The Interior Ministry also said it spent more than $3 million from its budget to maintain and operate its vacatioin centers in 2020. It did not disclose the total amount of money paid by its staff to stay at the facilities.
Wanting More
In early February, the Prosecutor-General’s Office asked the Supreme Judicial Council to adopt a position that will allow it to acquire another recreation station on the north coast of the Black Sea near Golden Sands.
It is part of the Chaika resort complex and boasts an indoor and outdoor swimming pool, spa, sauna, gym, restaurant, and a conference room.
The property is currently owned by the State Consolidation Company — a government company that receives proceeds from privatization deals and manages the state’s remaining shares in firms that have been partially privatized.
The property has not been used since 2017.
It is estimated that Bulgarian taxpayers will have to pay more than $2 million to repair the facility and return it to service.
According to the latest price for the use of department vacation centers by employees of the prosecutor’s office and the higher courts, employees would pay about $8 per night to stay there.

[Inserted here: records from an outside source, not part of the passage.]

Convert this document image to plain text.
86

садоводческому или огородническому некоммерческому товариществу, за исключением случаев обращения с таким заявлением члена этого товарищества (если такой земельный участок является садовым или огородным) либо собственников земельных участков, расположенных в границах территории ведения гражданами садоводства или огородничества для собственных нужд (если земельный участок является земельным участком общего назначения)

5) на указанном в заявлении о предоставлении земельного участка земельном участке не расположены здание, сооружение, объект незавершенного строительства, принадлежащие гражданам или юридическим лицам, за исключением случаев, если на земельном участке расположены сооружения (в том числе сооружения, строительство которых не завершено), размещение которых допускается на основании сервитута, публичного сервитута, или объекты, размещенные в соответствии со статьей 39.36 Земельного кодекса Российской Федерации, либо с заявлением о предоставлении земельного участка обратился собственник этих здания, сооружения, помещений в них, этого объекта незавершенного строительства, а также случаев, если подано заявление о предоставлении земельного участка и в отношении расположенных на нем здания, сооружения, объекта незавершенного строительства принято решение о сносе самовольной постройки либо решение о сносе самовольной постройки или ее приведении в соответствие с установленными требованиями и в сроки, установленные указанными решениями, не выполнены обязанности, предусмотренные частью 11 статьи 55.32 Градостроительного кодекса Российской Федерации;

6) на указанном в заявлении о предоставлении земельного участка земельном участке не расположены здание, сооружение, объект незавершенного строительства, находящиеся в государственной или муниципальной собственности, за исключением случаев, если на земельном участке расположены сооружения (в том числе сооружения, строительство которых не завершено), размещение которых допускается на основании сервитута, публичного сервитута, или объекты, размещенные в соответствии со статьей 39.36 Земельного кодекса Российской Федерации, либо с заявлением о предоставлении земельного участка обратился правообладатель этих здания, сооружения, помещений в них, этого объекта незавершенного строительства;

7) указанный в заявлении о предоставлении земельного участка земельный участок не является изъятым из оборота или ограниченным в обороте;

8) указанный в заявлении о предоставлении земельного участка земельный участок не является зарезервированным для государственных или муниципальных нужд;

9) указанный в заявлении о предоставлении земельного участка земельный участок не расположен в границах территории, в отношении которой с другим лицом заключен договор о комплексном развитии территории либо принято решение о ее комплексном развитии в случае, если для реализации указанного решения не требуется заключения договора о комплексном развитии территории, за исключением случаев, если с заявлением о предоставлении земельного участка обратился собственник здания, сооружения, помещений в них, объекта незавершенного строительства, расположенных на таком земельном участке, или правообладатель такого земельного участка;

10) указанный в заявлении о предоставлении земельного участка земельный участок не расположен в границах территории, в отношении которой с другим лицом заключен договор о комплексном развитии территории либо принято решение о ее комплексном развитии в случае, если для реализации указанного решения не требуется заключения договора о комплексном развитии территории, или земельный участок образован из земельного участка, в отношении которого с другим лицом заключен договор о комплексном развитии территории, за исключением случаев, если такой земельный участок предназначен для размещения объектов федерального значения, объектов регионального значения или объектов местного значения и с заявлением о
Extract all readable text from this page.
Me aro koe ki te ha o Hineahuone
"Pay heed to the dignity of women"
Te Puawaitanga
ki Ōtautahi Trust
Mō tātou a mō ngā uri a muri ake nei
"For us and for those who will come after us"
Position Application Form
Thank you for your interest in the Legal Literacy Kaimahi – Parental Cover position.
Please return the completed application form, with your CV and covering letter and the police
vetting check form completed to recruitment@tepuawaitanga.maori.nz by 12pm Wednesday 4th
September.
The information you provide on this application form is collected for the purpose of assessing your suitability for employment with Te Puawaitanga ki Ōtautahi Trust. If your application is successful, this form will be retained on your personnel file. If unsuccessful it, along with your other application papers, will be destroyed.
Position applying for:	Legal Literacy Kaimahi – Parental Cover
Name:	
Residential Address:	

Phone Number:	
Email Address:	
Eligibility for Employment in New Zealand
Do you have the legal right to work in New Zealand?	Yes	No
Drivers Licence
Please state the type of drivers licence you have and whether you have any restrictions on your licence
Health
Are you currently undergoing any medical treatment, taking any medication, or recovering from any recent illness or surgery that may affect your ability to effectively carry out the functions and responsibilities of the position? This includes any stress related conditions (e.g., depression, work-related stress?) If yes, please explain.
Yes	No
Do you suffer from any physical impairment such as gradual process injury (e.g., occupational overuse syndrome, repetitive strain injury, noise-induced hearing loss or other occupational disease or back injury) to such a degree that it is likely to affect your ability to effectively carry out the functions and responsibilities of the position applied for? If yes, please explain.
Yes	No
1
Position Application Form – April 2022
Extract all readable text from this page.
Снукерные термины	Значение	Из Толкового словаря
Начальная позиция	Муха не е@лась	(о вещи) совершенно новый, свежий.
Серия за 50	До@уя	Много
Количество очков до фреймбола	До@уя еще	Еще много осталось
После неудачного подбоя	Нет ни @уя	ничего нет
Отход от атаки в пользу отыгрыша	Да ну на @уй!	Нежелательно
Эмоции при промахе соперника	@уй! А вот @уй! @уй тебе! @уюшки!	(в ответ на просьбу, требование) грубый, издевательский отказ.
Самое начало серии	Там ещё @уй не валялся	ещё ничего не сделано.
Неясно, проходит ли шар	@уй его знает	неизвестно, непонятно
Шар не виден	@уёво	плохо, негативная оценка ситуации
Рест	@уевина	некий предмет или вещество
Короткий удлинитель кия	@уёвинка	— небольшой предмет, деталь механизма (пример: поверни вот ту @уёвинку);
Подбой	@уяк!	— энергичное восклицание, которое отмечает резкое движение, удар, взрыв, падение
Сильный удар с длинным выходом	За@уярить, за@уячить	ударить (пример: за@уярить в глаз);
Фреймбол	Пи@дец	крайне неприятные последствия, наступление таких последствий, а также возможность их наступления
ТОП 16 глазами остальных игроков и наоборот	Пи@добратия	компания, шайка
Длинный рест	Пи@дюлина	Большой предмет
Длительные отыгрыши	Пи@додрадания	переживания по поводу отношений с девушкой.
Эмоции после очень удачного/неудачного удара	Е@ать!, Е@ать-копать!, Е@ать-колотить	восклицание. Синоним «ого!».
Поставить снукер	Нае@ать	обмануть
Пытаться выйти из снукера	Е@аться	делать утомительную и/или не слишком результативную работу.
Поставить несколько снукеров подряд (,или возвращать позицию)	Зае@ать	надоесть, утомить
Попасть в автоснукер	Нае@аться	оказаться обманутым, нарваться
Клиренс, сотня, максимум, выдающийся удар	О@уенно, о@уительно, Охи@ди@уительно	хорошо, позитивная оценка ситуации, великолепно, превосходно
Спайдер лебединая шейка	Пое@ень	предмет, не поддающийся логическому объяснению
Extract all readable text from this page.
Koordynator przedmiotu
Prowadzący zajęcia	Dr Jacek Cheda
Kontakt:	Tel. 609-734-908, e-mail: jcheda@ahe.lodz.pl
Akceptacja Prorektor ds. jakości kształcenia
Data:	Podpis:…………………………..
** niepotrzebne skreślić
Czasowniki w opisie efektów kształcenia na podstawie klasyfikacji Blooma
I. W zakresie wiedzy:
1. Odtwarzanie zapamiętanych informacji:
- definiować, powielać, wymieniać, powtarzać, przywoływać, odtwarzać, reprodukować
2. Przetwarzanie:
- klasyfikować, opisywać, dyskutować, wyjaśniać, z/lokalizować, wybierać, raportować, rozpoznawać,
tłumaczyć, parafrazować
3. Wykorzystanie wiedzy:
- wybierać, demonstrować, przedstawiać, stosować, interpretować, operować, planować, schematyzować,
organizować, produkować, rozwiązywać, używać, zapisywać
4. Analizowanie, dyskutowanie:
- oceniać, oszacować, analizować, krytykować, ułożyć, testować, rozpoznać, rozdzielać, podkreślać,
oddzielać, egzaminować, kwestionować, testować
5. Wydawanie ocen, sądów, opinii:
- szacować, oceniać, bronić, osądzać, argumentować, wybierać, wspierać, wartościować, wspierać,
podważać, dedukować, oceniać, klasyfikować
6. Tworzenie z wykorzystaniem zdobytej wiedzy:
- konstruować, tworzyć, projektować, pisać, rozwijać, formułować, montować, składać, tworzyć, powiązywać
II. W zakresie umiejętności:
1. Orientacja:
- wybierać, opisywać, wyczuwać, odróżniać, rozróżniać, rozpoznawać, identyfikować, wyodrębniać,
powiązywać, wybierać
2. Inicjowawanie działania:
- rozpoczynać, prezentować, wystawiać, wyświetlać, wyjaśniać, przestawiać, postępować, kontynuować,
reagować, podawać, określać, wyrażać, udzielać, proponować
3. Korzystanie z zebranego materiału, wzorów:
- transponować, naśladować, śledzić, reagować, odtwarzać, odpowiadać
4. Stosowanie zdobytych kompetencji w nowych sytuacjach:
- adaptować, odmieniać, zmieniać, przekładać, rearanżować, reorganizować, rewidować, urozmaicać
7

That is far below the market price of private hotels nearby that charge anywhere from $100 to $300 a night.
Meanwhile, the prosecutor’s office has other vacation facilities on the Black Sea coast at the resorts of St. Constantine and Helena and at the town of Byala. It also has a campsite near Varna.
For visits to the mountains, the prosecutor’s office has “departmental bases” in Borovets, on Vitosha mountain, and at the Tsigov Chark ski resort in the western Rhodope Mountains.
“These are not holiday resorts, but rather training centers,” a spokesperson for the prosecutor’s office told RFE/RL, adding that statistics on bed occupancy at the mountain centers were not immediately available.
According to the minutes of a meeting of the Supreme Judicial Council in late January, the cost for maintaining the recreation and “training” facilities for employees of the prosecutor’s office in 2020 was more than $3 million.
Atanaska Disheva, a member of the Supreme Judicial Council, told RFE/RL that such expenditures should not be a top priority for the Bulgarian justice system.
“The maintenance of these facilities is not effective,” Disheva said. “It is not bad for magistrates to be able to stay in departmental bases. But their gratuitous acquisition is only conditional because there are a lot of maintenance costs.”
“At the same time, funds for the judicial chamber in Varna have not been allocated for decades,” Disheva said.